Prevalence & Progression of Subclinical Atherosclerosis
|The safety and scientific validity of this study is the responsibility of the study sponsor and investigators. Listing a study does not mean it has been evaluated by the U.S. Federal Government. Read our disclaimer for details.|
|ClinicalTrials.gov Identifier: NCT00006503|
Recruitment Status : Completed
First Posted : November 17, 2000
Last Update Posted : May 1, 2014
|Condition or disease|
|Atherosclerosis Cardiovascular Diseases Coronary Arteriosclerosis Carotid Artery Diseases Menopause|
Decreased ovarian function and premenopausal obesity are likely the primary determinants of early coronary atherosclerosis as measured by calcification on EBCT. Aortic calcification occurs earlier than coronary calcification, may predict coronary calcification, and is expected to be the best marker of risk associated with traditional factors in these younger women. Preliminary data indicate that changes in coronary and aortic calcification can be observed over short periods of time in these women. A period of diminishing estrogen levels is the optimum time to observe changes in endothelial function which likely precede measurable atherosclerosis and thus may be the earliest markers for disease potential. Vascular stiffness, a marker for the biologic aging of the vascular system, is highly correlated with measures of insulin sensitivity which is altered in women at mid-life in conjunction with increases in central adiposity. Racial differences in disease prevalence and the relative importance of certain risk factors are likely.

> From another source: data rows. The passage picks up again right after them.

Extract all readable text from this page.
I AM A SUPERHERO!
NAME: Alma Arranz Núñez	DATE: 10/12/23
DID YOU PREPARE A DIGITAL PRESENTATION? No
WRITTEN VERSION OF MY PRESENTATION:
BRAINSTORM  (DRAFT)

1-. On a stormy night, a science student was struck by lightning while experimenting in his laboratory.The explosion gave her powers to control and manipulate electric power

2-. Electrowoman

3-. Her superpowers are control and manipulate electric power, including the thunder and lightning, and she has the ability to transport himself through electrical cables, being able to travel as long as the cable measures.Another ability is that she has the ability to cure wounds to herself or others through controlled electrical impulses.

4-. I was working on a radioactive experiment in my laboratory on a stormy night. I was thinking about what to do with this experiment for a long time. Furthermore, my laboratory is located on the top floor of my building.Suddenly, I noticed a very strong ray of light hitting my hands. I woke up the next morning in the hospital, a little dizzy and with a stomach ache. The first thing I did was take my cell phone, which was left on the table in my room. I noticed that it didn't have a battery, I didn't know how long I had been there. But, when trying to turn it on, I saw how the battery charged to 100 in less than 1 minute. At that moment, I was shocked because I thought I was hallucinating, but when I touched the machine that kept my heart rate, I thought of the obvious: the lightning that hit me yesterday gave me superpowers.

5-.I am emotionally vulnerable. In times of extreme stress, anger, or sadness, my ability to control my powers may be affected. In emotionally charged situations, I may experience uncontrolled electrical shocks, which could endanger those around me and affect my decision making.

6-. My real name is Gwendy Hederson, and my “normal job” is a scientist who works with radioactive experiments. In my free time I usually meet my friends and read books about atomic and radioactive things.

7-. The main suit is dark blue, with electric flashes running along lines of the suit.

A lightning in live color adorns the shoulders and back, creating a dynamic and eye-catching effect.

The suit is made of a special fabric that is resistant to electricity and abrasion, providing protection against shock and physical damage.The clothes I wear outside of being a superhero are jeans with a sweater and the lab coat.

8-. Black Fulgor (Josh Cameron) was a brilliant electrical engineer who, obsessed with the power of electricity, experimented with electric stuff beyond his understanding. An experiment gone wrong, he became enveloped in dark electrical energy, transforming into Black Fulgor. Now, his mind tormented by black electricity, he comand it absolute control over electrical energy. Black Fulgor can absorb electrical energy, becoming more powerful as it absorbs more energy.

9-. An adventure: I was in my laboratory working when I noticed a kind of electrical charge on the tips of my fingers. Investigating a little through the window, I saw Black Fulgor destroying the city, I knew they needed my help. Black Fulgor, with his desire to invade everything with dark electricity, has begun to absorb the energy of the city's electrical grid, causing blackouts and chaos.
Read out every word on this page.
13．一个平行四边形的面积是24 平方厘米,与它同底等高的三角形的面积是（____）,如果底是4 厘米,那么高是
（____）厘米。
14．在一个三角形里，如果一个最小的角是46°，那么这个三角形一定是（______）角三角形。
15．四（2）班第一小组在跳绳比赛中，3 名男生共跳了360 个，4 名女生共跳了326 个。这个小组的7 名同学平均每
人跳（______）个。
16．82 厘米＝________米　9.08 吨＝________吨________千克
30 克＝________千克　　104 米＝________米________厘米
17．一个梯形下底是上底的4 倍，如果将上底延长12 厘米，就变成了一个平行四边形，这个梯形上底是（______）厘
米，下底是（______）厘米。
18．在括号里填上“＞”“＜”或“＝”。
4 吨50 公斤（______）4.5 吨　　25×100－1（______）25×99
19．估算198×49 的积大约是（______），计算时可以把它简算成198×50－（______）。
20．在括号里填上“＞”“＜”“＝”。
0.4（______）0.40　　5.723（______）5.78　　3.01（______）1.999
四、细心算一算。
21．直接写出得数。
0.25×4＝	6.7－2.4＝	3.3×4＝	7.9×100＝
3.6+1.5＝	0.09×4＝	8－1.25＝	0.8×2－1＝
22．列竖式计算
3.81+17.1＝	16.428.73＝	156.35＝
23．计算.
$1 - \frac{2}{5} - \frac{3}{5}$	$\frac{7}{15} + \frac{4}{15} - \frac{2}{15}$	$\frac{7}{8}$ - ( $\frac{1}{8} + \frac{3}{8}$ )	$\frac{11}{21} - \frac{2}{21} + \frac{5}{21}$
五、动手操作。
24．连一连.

Subclinical atherosclerosis will be evaluated in 728 women (305 African American, 423 Caucasian) enrolled in the Pittsburgh and Chicago sites of the Study of Women's Health Across the Nation (SWAN), a multicenter study characterizing the biological and psychosocial antecedents and sequellae of menopause. The extent to which diminishing ovarian function affects vascular function and accelerates the development of atherosclerosis in the coronary arteries, aorta and carotid arteries will be evaluated. Serial measures of coronary and aortic calcification (by electron beam computed tomography [EBCT] ), carotid atherosclerosis, endothelial function and aortic stiffening will be performed two years apart. The prevalence and progression of subclinical atherosclerosis will be evaluated in relation to serial measures of ovarian function, psychosocial and behavioral factors, markers of clotting and inflammation as well as traditional cardiovascular risk factors, all collected in SWAN. The study is conducted jointly by Dr. Lynda Powell (R01HL65581) at Rush-Presbyterian-St. Luke's Medical Center in Chicago and Dr. Kim Tyrrell (R01HL65591) at the University of Pittsburgh.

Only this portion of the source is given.